How does the saying go about struggling against suicidal thoughts? Something like: every day alive offers a new hope for change. Well, that is how I have had to endure this relationship. I have been out of work for more than 12 years now; and standing at 5'11, 130 pounds plus another unhealthy 15 around my belly at 46 years of age isn't going to help me find work back home either. My vocational discipline has changed so much during my time in Poland that I won't find a job to keep me alive. And, yes, in the back of my mind I still hope I will find the right woman for me to settle down and raise a family. (I know, intellectually, that scenario is now truly f*cked - in the vulgar sense the word conveys. It makes me quite sad.)
So I am trying to be a writer. I can still dream up stories. I used to want to write when I was a kid. I even had an offer from a publisher I did not follow up on at 19. So it is not a complete pipedream to think I could find myself as a successful author at 50 and then be no longer trapped in Poland. Trouble is I am totally alone here and I do not believe the woman I am with is comfortable with me becoming a success. I believe she wants me to remain an abject failure to be honest. Then there is the stress that comes and goes taking my energy with it. I think you might understand how that can raise hell with my writing capability.
And, if I am as honest as I claim, maybe I am afraid to fail again. I am not prone to being afraid of steaming ahead but I have been through so much in Poland. I am a lesser man than when I came and that is saying allot.
What sets me off, @
Shirt37?
A loud siren from an emergency vehicle interrupting me. It flips my rage switch. I have uncontrollable violent fantasies that just flush over me.

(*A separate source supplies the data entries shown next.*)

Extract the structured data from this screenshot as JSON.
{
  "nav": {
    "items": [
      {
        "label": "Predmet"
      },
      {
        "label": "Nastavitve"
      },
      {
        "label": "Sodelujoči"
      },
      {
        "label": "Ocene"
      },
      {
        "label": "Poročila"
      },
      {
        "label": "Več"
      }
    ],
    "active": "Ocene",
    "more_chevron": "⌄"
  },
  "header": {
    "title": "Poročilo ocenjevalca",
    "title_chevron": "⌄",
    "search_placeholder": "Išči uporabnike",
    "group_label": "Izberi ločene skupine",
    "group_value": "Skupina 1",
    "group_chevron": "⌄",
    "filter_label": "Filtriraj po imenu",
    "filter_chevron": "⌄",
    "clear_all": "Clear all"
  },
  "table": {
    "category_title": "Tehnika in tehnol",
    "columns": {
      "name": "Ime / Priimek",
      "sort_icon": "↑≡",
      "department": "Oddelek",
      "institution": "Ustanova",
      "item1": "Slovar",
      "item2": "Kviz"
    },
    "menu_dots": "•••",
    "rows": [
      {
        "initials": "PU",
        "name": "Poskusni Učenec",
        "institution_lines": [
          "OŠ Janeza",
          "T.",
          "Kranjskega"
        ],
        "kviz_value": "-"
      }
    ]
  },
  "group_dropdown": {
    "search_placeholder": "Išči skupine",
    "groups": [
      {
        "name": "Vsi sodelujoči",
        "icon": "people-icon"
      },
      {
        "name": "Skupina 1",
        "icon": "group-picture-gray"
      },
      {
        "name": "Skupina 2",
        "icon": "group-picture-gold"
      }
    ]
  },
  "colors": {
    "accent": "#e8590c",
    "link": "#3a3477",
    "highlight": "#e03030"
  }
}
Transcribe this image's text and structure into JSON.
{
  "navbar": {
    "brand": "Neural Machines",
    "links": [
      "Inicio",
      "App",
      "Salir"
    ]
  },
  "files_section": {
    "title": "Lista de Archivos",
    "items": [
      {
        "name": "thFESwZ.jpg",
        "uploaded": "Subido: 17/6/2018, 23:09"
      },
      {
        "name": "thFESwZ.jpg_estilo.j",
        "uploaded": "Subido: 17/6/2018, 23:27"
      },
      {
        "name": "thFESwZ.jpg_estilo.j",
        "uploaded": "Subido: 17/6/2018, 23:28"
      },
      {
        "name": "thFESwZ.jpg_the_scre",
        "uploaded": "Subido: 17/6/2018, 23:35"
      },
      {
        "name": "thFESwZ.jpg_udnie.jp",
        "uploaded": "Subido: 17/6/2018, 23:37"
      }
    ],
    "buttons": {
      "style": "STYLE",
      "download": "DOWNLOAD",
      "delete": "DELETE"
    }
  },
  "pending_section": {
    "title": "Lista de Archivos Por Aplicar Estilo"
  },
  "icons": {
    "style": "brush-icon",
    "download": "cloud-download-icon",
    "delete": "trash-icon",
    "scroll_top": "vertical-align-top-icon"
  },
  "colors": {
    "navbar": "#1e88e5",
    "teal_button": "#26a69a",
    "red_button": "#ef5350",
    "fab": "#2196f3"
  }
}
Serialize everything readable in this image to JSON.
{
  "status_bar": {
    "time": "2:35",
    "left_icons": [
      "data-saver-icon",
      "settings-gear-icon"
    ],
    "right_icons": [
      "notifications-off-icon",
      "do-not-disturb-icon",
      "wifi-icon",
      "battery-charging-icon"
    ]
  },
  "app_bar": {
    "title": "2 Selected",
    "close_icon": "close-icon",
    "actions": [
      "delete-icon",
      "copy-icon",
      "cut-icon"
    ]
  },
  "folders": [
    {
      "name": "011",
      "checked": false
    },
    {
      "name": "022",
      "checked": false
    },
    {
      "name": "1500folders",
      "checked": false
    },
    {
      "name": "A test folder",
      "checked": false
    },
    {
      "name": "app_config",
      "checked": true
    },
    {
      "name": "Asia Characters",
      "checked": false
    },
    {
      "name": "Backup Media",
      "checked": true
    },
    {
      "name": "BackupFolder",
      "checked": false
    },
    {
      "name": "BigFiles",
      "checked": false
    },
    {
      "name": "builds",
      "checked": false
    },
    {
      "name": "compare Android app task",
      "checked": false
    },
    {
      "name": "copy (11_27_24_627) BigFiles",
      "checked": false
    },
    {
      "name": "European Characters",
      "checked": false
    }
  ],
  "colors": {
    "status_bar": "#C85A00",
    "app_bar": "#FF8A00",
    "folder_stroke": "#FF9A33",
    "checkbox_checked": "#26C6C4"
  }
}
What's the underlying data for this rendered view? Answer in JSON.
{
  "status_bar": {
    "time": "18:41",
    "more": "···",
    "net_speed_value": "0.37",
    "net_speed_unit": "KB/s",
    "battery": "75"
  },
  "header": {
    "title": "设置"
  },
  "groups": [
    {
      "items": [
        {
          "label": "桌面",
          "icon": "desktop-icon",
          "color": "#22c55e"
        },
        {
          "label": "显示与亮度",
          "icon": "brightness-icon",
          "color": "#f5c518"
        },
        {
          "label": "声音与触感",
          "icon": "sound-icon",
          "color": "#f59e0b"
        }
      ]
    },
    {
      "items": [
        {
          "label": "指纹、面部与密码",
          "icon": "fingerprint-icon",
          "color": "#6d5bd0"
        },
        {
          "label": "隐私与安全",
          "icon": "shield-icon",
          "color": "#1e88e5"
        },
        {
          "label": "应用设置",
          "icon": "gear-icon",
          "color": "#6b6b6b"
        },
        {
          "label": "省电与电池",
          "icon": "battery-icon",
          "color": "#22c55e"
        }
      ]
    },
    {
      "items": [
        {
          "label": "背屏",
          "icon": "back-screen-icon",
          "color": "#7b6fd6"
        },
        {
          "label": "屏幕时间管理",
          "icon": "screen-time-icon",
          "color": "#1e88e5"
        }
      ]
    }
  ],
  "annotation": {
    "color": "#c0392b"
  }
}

I had never been a violent person prior to my psychotic episode back home. Then there are the more "reasonable" triggers like being cut off in a line, or being slighted, or dealing with that moron I have known all my life but who, now, unwittingly puts his life into my hands. When I feel I am being led down a road I have travelled before and I know how badly that ends - this waste of effort gets me uncontrollably raging.
I am relatively calm right now so triggers are not something I wish to recall. Looking at what I just wrote makes me feel trite. But that is not how I feel when I am in high dungeon. I am glad I am a coward, if I can say that, because if I were not concerned about the consequences of my actions there would be more than a few people dead; me among them.
I think more importantly, you successfully "got a win"...got power back. Hope it feels great. You deserve to.
This is a good point about power I correlate to self-control. I think having the power to control my own destiny is important. When I think about the triggers to my own rage fits, when my dander is up and my blood is pumping, it is because I have no control over those triggers: the siren, the moron, the Troll, the injustice, the waste, my isolation, etc. It's not so much that I do not have a reason for being so angry but more like I have no control on what makes me angry (unlike other non-PTSD persons).
Sorry for such a long post. I have allot saved up. :D I wanted to introduce myself. I am hoping for a place I can fit in. I am hoping that if someday I rail, why the seventh day on the calendar is Saturday but Sunday is observed as the seventh day for example, that there won't be allot of goading posts. Maybe someone might understand me. Maybe someone might even help me see the logic in it all.
Cognitive therapy is what I need. Unfortunately I only have The Internet for it. That's like wandering around in gasoline waist deep holding a lit match for light. It makes me more than a little afraid of where I post. So, naturally, I was drawn here if you can laugh at the irony. (Some days can be more "better" than others.)